Prévue en 2020, la première tant attendue du nouvel opéra de Kaija Saariaho a été repoussée d’un an, pour cause de pandémie. Rendez-vous maintenant le 3 juillet, au Grand Théâtre de Provence d’Aix-en-Provence, sous la baguette de la talentueuse cheffe finlandaise, en débuts au Festival.

Comment la grande aventure de la musique a-t-elle commencé pour vous ?

Je suis née et j’ai grandi à Helsinki. Mes parents étaient mélomanes ; tous leurs enfants ont joué d’un instrument, et ils nous emmenaient avec eux au concert. Moi, j’ai étudié le violon, le violoncelle et le piano. C’est plus tard, vers l’âge de 16 ou 17 ans, que j’ai fait le choix d’une carrière musicale. Après avoir été diplômée dans plusieurs écoles de violoncelle, je me suis inscrite, en 1995, dans la classe de direction à l’Académie Sibelius. Parallèlement, j’étais violoncelle solo de l’Orchestre Symphonique de Göteborg, en Suède, poste que j’ai occupé pendant trois ans et qui a constitué une expérience précieuse. Pendant un certain temps, j’ai d’ailleurs continué à jouer du violoncelle, alors que je dirigeais déjà des orchestres.

La direction d’orchestre, vous l’avez étudiée avec Jorma Panula, un pédagogue hors pair…

En effet, mais il existait déjà, en Finlande, une longue tradition pédagogique avant lui. Quand Jorma Panula a commencé à enseigner à l’Académie Sibelius, au début des années 1970, il a mis en place une méthode comportant quelques particularités : il a permis à ses étudiants de travailler avec un petit orchestre, et non pas seulement avec un ou deux pianos ; c’était comme un laboratoire permettant de mener des expériences. Il a très vite utilisé la vidéo, afin que nous puissions nous regarder en situation de travail. Et puis, concernant l’interprétation, il n’imposait rien de particulier, mais plutôt encourageait chacun d’entre nous à trouver ce qui lui convenait. Jorma Panula était pragmatique ; il nous donnait les outils du métier, en insistant, avant tout, sur le respect dû à la partition. Dans sa classe d’ailleurs, l’esprit était collégial, sans l’ombre d’une compétition entre les élèves.
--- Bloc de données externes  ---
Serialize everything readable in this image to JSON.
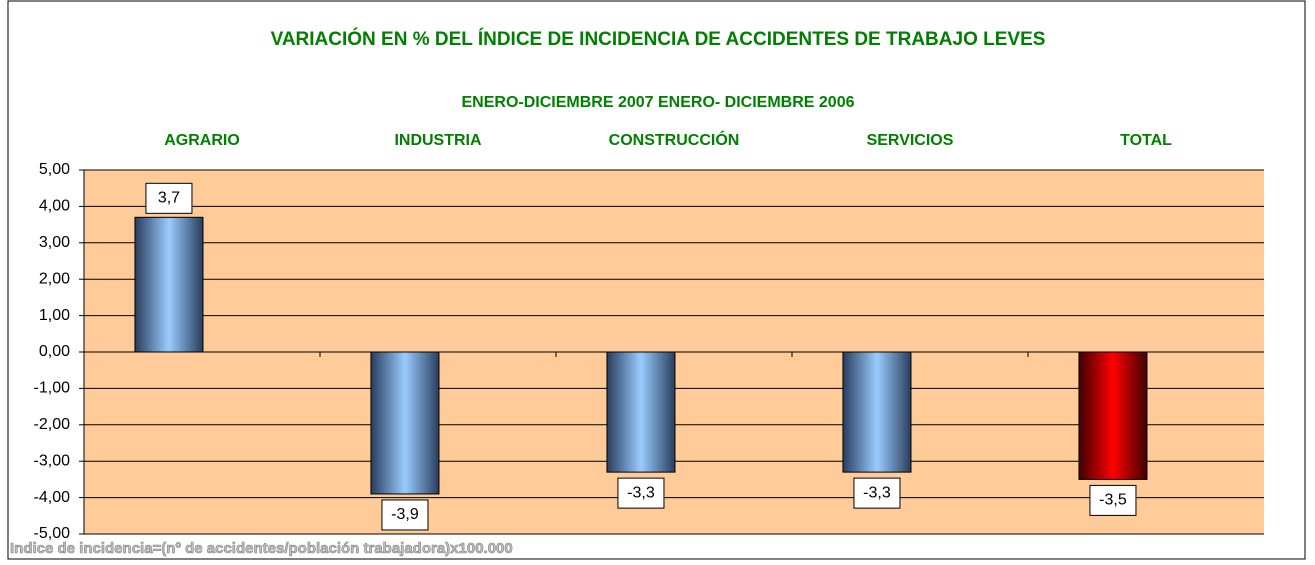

Cet état d’esprit est toujours le mien : nous sommes au service du compositeur, le chef d’orchestre doit proposer quelque chose, avoir sa propre conviction.

Quels étaient vos condisciples dans la classe de Jorma Panula ?

Nous étions une douzaine d’étudiants dans sa classe, parmi lesquels John Storgards, mon prédécesseur à la tête de l’Orchestre Philharmonique d’Helsinki, Hannu Lintu, chef de l’Orchestre Symphonique de la Radio Finlandaise, Dmitri Slobodeniouk, directeur musical de l’Orchestre Symphonique de Lahti, ainsi que le premier violon de l’Orchestre Philharmonique d’Helsinki, Jan Söderblom. Jormi Panula choisissait des élèves qui avaient une expérience d’instrumentiste, car il trouvait très important d’avoir atteint un niveau individuel élevé, pour être « digne » de diriger et/ou de participer à notre petit orchestre-laboratoire, afin de comprendre les deux côtés de l’interaction.